El presidente de Colombia, Gustavo Petro, denunció que en su territorio se habrían registrado bombardeos que dejaron al menos 27 cuerpos calcinados, presuntamente tras ataques ejecutados desde Ecuador.
Según el mandatario, las explosiones ocurrieron cerca de zonas habitadas por familias que han dejado cultivos ilícitos para dedicarse a actividades legales. Petro cuestionó la versión oficial y aseguró que “la explicación no es creíble”.
Además, afirmó que este tipo de operaciones no corresponderían ni a grupos armados ilegales ni a fuerzas militares colombianas, señalando que no ha dado ninguna orden de ese tipo.
Horas antes, el presidente colombiano también había denunciado el hallazgo de una bomba que, según indicó, habría sido lanzada desde un avión cerca de la frontera con Ecuador. Incluso, reveló que solicitó la intervención del presidente de Estados Unidos, Donald Trump, para evitar una posible escalada del conflicto.
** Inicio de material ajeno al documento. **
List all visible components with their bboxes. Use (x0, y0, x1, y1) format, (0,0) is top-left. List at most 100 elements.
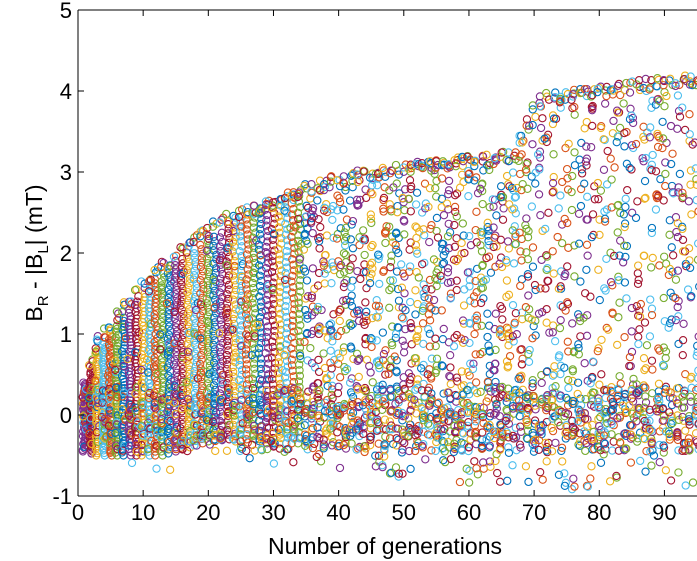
data-point (669, 251, 678, 260)
data-point (551, 438, 560, 448)
data-point (548, 247, 557, 256)
data-point (106, 447, 115, 456)
data-point (354, 372, 363, 382)
data-point (400, 438, 409, 448)
data-point (538, 475, 547, 484)
data-point (205, 352, 214, 361)
data-point (673, 91, 683, 100)
data-point (172, 323, 181, 332)
data-point (216, 265, 226, 274)
data-point (302, 276, 312, 285)
data-point (164, 371, 173, 380)
data-point (495, 477, 505, 486)
data-point (164, 339, 173, 348)
data-point (419, 280, 428, 289)
data-point (606, 154, 615, 163)
data-point (385, 303, 394, 312)
data-point (567, 205, 577, 215)
data-point (381, 238, 390, 248)
data-point (574, 239, 584, 248)
data-point (184, 292, 194, 301)
data-point (196, 240, 205, 250)
data-point (582, 265, 591, 275)
data-point (178, 254, 187, 264)
data-point (412, 188, 422, 197)
data-point (177, 339, 186, 348)
data-point (300, 337, 309, 347)
data-point (432, 213, 442, 223)
data-point (524, 357, 534, 367)
y-axis-label-base: B (21, 306, 47, 321)
data-point (306, 343, 315, 353)
data-point (661, 466, 671, 475)
data-point (362, 283, 371, 293)
data-point (183, 356, 192, 366)
data-point (647, 461, 656, 470)
data-point (163, 269, 172, 278)
data-point (191, 262, 201, 271)
data-points (78, 71, 697, 494)
data-point (156, 330, 165, 339)
data-point (558, 457, 567, 466)
x-tick-label: 20 (196, 500, 220, 525)
data-point (521, 462, 531, 471)
data-point (150, 314, 160, 323)
data-point (411, 200, 421, 209)
data-point (658, 143, 667, 153)
data-point (132, 300, 141, 310)
data-point (197, 245, 206, 254)
data-point (126, 334, 135, 344)
data-point (157, 262, 166, 272)
data-point (600, 99, 610, 108)
data-point (157, 257, 166, 266)
data-point (150, 443, 159, 452)
data-point (620, 278, 630, 287)
data-point (171, 256, 180, 266)
data-point (353, 177, 363, 187)
data-point (498, 315, 507, 324)
data-point (178, 356, 187, 365)
data-point (163, 407, 172, 417)
x-tick-label: 60 (457, 500, 481, 525)
data-point (530, 280, 540, 290)
data-point (158, 309, 167, 318)
data-point (411, 310, 420, 319)
data-point (316, 457, 326, 466)
data-point (135, 327, 144, 337)
data-point (588, 210, 598, 219)
data-point (204, 325, 213, 335)
data-point (367, 218, 376, 228)
data-point (139, 439, 149, 448)
data-point (666, 476, 676, 485)
data-point (667, 243, 676, 252)
data-point (381, 432, 390, 441)
data-point (198, 428, 207, 437)
data-point (375, 279, 384, 289)
data-point (425, 237, 434, 247)
data-point (178, 347, 188, 357)
data-point (156, 432, 165, 442)
data-point (203, 348, 213, 357)
data-point (531, 112, 540, 122)
data-point (144, 287, 154, 296)
data-point (568, 319, 577, 328)
data-point (203, 245, 212, 254)
x-tick-label: 70 (522, 500, 546, 525)
data-point (569, 474, 578, 483)
data-point (177, 322, 186, 331)
data-point (688, 478, 697, 487)
data-point (496, 182, 506, 191)
data-point (654, 379, 664, 388)
data-point (627, 327, 636, 336)
data-point (534, 190, 544, 199)
data-point (671, 275, 681, 284)
data-point (491, 309, 500, 318)
data-point (222, 446, 232, 455)
data-point (211, 376, 221, 385)
data-point (605, 477, 615, 486)
data-point (204, 231, 213, 241)
data-point (534, 445, 543, 455)
data-point (159, 370, 168, 379)
data-point (367, 242, 376, 252)
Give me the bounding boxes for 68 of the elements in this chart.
Por su parte, el presidente de Ecuador, Daniel Noboa, rechazó las acusaciones y aseguró que las operaciones militares se realizan dentro del territorio ecuatoriano, dirigidas contra grupos armados irregulares, muchos de ellos de origen colombiano.
En la misma línea, la canciller ecuatoriana, Gabriela Sommerfeld, confirmó que el país mantiene acciones contra campamentos ilegales en la zona fronteriza, pero negó que se hayan ejecutado ataques dentro de Colombia.
El cruce de declaraciones ha elevado la tensión entre ambos países, en medio de un contexto regional marcado por la lucha contra el crimen organizado y los grupos armados en zonas limítrofes.